Sir Joseph Paxton’s move into politics.
As Sir Joseph Paxton grew in popularity and reputation he decided upon an unusual career move for someone who retained their Head Gardener position – he became Coventry’s Liberal Member of Parliament. Unlike some public figures, Paxton took his position very seriously, campaigning on a wide range of local and national issues and taking the time to personally visit every voter in his constituency during a by-election. He remained their representative from 1854 until1865 and his most memorable proposal during this time was for the Great Victorian Way, an arcade that was based on Crystal Palace and would create a 10 mile circuit of roads, houses shops and an atmospheric railway around the centre of London.
Death and legacy.
Joseph Paxton remained loyal to his constituents of Coventry for as long as he physically able but was forced to retire due to ill health after eleven years in 1865. Soon after, on June 8th of the same year, Paxton died in Sydenham and his body was taken back to Edensor, the village at Chatsworth that had played such an important role in his imaginative projects and made him the renowned designer the country admired. A few years later, on September 12th 1871, his wife also died and was buried by his side on the estate.

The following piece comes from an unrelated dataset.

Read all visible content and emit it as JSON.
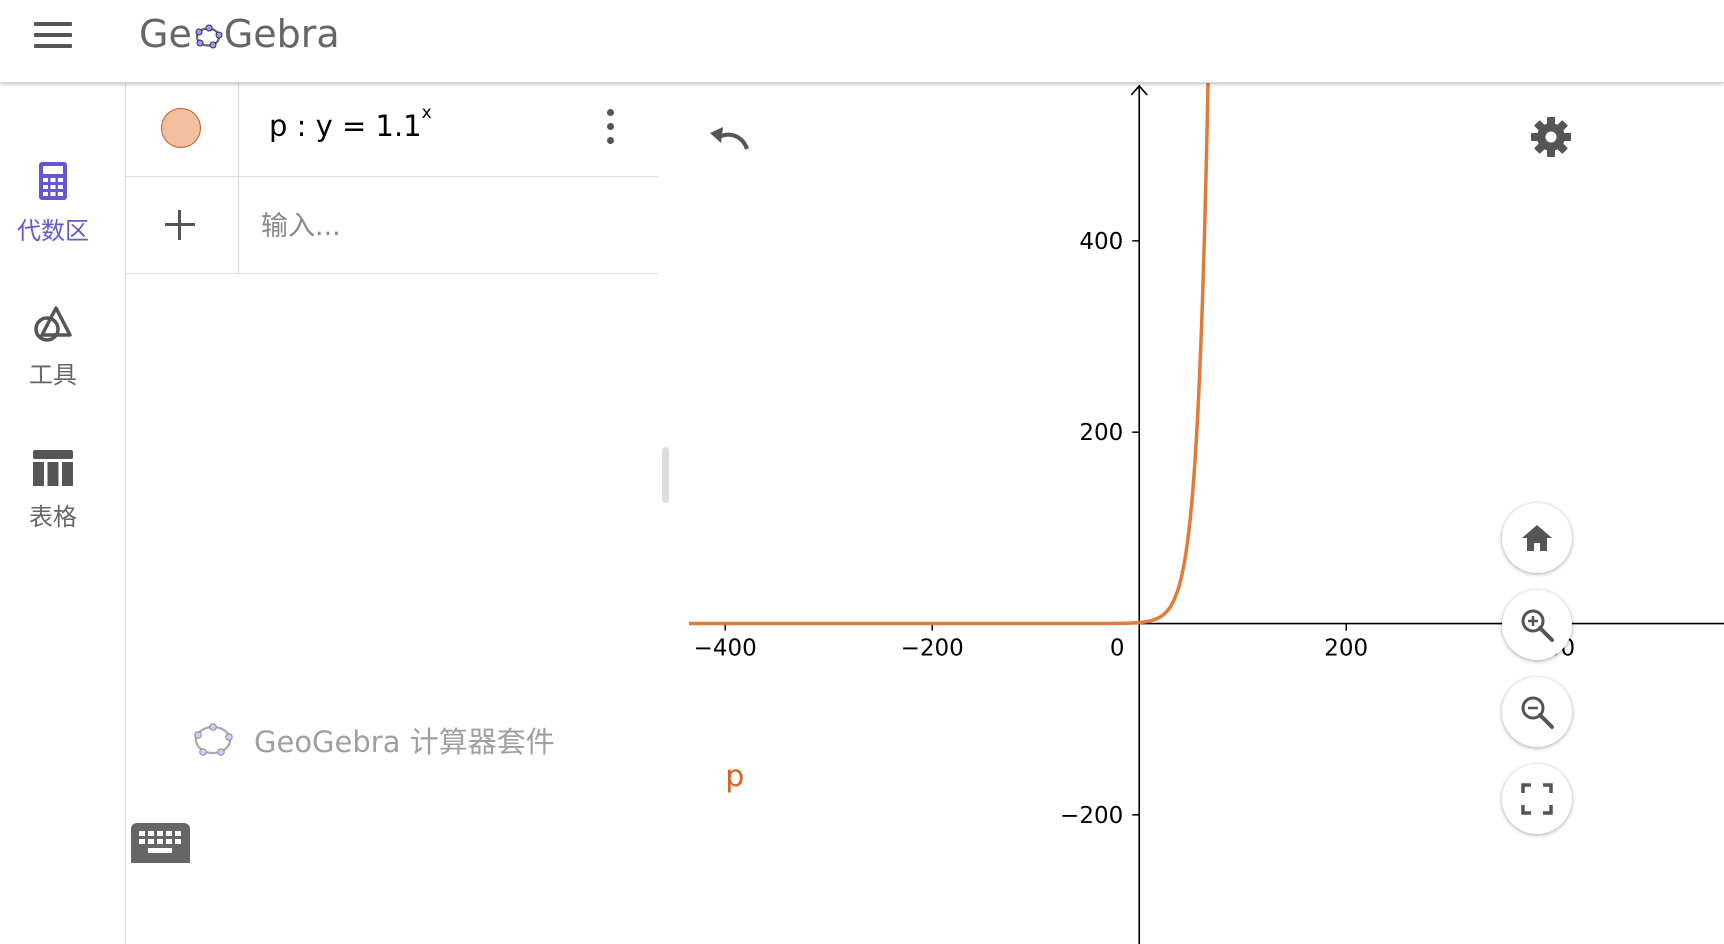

With many of our great designers and architects, their legacy is plain to see for generations to come through the continued use of their buildings and structures. Sadly, in the case of Joseph Paxton there is little physical evidence of his work remaining; the Great Conservatory building and its inhabitants were neglected during WWI and demolished in 1920, the Great Victorian Way was never accomplished and all that remains of the Crystal Palace is a sketch in the Victoria and Albert Museum, the building having been lost to fire in 1936. All is not lost however because Paxton’s influence can be seen in other ways from the renamed area of London where the Palace was rehoused to the modern greenhouse.